Entrábamos a la sala y a la izquierda había un engendro que te daba cambio,
metías tu propina, la moneda de cien pesetas, y te daba cuatro monedas de
veinticinco para jugar en las máquinas; era una novedad, algo que habían puesto
los tenderos para tratar menos con los niños. Probábamos las máquinas nuevas,
las que no había en nuestro barrio, y la última moneda era para el pinball,
siempre para el pinball. Ahí la bola metálica siempre abría las puertas
correctas y pisaba las luces en el orden adecuado, se acumulaban los créditos,
3, 5, 8… y cuando me cansaba de jugar le vendía la partida a algún niño que
estuviera mirando, por cincuenta pesetas. Ese fue mi primer trabajo, jugar al
pinball para vender la partida y con los beneficios comprar gublins.
Las máquinas estaban muy bien, pero no eran una tirolina.

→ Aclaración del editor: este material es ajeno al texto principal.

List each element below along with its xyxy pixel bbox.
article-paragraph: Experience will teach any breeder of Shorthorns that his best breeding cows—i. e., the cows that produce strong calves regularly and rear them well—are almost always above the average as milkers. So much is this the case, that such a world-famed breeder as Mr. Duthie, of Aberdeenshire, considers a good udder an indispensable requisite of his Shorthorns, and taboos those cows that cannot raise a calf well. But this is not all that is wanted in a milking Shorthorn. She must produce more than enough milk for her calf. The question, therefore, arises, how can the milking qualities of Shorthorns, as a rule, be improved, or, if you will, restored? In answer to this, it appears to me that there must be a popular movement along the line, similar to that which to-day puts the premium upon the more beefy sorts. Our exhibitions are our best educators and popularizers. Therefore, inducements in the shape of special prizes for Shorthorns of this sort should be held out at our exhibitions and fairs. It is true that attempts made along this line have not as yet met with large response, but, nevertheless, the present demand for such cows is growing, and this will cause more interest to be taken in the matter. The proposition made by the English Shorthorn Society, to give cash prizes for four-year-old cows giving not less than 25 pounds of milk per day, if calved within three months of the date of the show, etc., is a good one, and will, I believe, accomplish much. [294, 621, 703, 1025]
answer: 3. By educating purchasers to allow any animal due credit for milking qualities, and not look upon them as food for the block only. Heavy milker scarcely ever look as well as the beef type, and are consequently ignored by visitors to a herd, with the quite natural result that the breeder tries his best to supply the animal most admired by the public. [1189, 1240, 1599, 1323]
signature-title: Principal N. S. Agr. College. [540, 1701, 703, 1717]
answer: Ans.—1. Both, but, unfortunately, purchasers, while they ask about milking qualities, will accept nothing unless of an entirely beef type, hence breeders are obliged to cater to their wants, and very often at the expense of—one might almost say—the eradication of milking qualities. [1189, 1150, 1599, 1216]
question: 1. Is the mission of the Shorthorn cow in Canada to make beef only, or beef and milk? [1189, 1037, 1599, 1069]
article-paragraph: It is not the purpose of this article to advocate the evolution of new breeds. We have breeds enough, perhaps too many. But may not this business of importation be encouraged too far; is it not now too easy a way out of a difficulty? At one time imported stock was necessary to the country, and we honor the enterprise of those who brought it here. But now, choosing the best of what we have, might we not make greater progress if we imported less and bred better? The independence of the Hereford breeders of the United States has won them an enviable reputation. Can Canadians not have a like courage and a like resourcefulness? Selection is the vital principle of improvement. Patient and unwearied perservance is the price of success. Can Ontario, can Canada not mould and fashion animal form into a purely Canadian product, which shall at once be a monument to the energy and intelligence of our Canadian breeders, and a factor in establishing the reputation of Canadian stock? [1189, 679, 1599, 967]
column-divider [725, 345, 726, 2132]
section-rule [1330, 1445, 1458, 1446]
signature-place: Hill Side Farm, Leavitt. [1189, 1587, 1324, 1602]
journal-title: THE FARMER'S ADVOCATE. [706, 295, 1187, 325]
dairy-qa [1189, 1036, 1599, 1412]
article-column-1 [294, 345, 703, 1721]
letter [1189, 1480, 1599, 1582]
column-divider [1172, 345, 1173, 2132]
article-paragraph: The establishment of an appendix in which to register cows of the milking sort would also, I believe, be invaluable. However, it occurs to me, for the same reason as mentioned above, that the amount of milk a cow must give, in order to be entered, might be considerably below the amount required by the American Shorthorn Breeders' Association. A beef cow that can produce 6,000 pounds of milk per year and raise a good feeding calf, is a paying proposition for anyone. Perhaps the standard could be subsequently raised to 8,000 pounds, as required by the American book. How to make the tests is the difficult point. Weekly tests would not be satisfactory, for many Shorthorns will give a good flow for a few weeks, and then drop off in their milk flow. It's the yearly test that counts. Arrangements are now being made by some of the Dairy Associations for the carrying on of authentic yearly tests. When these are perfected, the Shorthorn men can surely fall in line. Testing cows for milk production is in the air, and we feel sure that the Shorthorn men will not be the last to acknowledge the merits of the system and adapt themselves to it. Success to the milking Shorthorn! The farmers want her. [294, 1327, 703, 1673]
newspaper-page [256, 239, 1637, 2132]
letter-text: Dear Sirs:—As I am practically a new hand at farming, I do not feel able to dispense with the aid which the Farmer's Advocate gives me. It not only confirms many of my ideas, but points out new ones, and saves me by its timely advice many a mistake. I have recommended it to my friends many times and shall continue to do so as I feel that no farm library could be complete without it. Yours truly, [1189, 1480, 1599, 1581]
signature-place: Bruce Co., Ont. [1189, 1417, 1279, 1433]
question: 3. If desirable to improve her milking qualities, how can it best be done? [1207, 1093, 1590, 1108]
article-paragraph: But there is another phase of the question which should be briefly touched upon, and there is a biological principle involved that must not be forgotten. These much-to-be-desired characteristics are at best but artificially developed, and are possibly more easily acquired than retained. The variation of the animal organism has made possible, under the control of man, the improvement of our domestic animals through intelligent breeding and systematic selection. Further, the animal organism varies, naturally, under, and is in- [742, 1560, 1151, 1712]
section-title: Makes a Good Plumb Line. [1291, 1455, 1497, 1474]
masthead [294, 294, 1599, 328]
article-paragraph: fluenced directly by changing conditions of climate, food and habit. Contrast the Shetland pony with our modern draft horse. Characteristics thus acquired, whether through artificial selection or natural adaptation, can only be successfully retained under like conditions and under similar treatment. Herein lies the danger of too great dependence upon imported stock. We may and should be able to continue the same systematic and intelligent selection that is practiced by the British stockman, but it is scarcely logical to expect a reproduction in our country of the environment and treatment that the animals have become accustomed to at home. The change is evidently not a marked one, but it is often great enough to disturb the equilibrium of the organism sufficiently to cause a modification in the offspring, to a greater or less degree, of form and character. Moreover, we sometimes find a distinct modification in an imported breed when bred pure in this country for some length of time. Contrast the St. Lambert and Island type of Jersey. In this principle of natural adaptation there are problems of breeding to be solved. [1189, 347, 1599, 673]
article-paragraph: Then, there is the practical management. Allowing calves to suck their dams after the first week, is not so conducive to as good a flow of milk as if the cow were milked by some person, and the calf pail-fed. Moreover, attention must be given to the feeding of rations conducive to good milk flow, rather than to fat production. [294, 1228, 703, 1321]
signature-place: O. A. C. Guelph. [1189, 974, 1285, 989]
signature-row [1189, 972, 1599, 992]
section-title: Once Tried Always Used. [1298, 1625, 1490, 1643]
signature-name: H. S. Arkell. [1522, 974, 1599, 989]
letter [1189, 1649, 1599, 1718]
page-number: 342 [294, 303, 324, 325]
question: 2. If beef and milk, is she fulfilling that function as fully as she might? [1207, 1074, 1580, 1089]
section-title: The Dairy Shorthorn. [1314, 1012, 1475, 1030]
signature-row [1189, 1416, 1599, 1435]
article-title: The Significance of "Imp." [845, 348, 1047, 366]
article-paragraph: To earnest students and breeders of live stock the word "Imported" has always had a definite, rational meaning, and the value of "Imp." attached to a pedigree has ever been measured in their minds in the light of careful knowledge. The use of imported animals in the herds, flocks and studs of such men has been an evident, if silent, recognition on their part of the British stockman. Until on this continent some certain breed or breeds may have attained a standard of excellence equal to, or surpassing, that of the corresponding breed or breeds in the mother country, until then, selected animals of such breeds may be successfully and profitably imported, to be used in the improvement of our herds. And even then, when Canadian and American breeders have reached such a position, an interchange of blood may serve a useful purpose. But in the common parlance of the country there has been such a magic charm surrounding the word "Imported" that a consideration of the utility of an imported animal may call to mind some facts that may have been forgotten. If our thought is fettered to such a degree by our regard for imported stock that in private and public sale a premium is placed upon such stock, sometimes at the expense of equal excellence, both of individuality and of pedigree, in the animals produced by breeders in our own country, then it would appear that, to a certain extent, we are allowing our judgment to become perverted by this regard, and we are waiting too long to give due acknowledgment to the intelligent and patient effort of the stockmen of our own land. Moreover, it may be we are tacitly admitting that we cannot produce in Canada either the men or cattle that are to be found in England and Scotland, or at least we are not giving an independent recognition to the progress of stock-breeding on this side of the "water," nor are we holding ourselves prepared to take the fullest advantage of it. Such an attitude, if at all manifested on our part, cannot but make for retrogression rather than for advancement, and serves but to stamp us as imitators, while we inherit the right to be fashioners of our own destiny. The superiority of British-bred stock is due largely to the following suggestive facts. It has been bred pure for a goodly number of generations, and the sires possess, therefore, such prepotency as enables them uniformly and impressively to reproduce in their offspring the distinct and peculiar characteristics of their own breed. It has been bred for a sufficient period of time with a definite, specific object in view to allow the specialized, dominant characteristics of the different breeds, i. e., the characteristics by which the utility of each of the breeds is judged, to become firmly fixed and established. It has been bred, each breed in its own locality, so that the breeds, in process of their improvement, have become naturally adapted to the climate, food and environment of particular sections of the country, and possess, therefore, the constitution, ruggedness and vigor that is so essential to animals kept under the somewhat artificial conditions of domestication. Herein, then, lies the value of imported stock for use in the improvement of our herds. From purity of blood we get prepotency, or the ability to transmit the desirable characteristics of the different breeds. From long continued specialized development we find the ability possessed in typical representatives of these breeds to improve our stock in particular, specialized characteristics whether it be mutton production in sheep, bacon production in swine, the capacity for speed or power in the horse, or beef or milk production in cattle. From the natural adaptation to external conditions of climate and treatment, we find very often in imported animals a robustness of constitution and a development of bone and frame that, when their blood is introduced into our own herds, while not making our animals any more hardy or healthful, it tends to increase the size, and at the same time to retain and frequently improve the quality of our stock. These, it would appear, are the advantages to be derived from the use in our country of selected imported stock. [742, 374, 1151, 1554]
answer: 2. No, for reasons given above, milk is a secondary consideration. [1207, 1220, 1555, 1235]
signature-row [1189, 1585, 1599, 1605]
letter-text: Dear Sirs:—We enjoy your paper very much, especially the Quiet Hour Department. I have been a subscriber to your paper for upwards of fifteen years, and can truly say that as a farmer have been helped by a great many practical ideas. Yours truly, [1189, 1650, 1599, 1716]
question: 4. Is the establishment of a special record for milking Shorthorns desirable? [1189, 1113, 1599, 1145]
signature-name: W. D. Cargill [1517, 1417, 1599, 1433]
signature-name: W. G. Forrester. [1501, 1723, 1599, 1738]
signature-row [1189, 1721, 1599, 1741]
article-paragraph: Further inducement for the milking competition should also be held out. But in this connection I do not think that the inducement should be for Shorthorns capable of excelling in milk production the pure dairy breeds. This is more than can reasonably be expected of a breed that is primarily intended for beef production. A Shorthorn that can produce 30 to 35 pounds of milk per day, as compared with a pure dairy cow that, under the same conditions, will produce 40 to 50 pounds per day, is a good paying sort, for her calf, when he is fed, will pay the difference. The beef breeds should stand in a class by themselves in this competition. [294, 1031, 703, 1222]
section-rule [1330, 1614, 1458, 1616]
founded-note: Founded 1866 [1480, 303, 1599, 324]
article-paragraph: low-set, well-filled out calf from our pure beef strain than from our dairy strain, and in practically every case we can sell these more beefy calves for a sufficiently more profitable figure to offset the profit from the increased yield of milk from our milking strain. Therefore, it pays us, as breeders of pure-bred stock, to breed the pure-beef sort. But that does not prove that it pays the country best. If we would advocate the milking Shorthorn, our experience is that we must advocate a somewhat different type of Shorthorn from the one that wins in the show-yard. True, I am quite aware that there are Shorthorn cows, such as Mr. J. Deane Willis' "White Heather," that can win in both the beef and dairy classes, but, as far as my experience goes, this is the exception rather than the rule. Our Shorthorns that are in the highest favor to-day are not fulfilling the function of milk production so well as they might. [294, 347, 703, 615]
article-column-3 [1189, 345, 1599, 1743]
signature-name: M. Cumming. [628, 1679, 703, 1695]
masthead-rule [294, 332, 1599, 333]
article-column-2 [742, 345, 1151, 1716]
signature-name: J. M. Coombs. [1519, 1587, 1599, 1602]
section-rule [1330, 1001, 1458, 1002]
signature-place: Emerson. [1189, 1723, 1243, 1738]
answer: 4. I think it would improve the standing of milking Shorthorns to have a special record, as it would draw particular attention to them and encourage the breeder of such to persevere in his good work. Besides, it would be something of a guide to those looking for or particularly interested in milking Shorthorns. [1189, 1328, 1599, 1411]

Salíamos de la sala y en el siguiente cruce, que ese sí era siempre un
subterráneo, volvíamos a nuestro lado de las vías y nos sentíamos como quien
aterriza en el aeropuerto a la vuelta de las vacaciones. El cruce estaba a la
altura de otro parque, un parque de sombras con árboles frondosos, un circuito
para bicis que esquivaba un arroyo y se doblaba sobre un puentecito, con
fuentes y jeringuillas. Cerca de los parques hay siempre un olor, así se ordena
la memoria, antes del primero había un taller y después del segundo estaba la
churrería que, como era por la tarde, olía a castañas y a fritura de patatas.
Luego una calle curva de las que te hacen preguntarte por qué hay calles
curvas, si sería más fácil hacer las calles rectas, pero me gustan las calles
curvas, y de ahí a la última avenida antes del parque de la tirolina. Edificios
nuevos y gente vieja, pero cuando eres niño todos son viejos. Al fondo la
gasolinera y una carretera interminable y a la derecha, por fin, la explanada
de tierra, tres columpios, una montaña de cuerdas rojas con huesos de metal que
llamábamos «la telaraña» y, por supuesto, nuestra tirolina.
Tenía unos treinta metros de lado a lado, la cuerda también
roja y el asiento negro, de plástico duro pero no tanto como para no estar
roto. Mi vecino y yo corríamos hasta ella y nos tirábamos diez o doce veces
cada uno, antes de volver a casa.
Años después, algunos historiadores locales excavaron aquel
parque porque descubrieron que bajo su tierra había una fosa común de la
guerra, y ahora no puedo recordar mi infancia sin pensar en la muerte.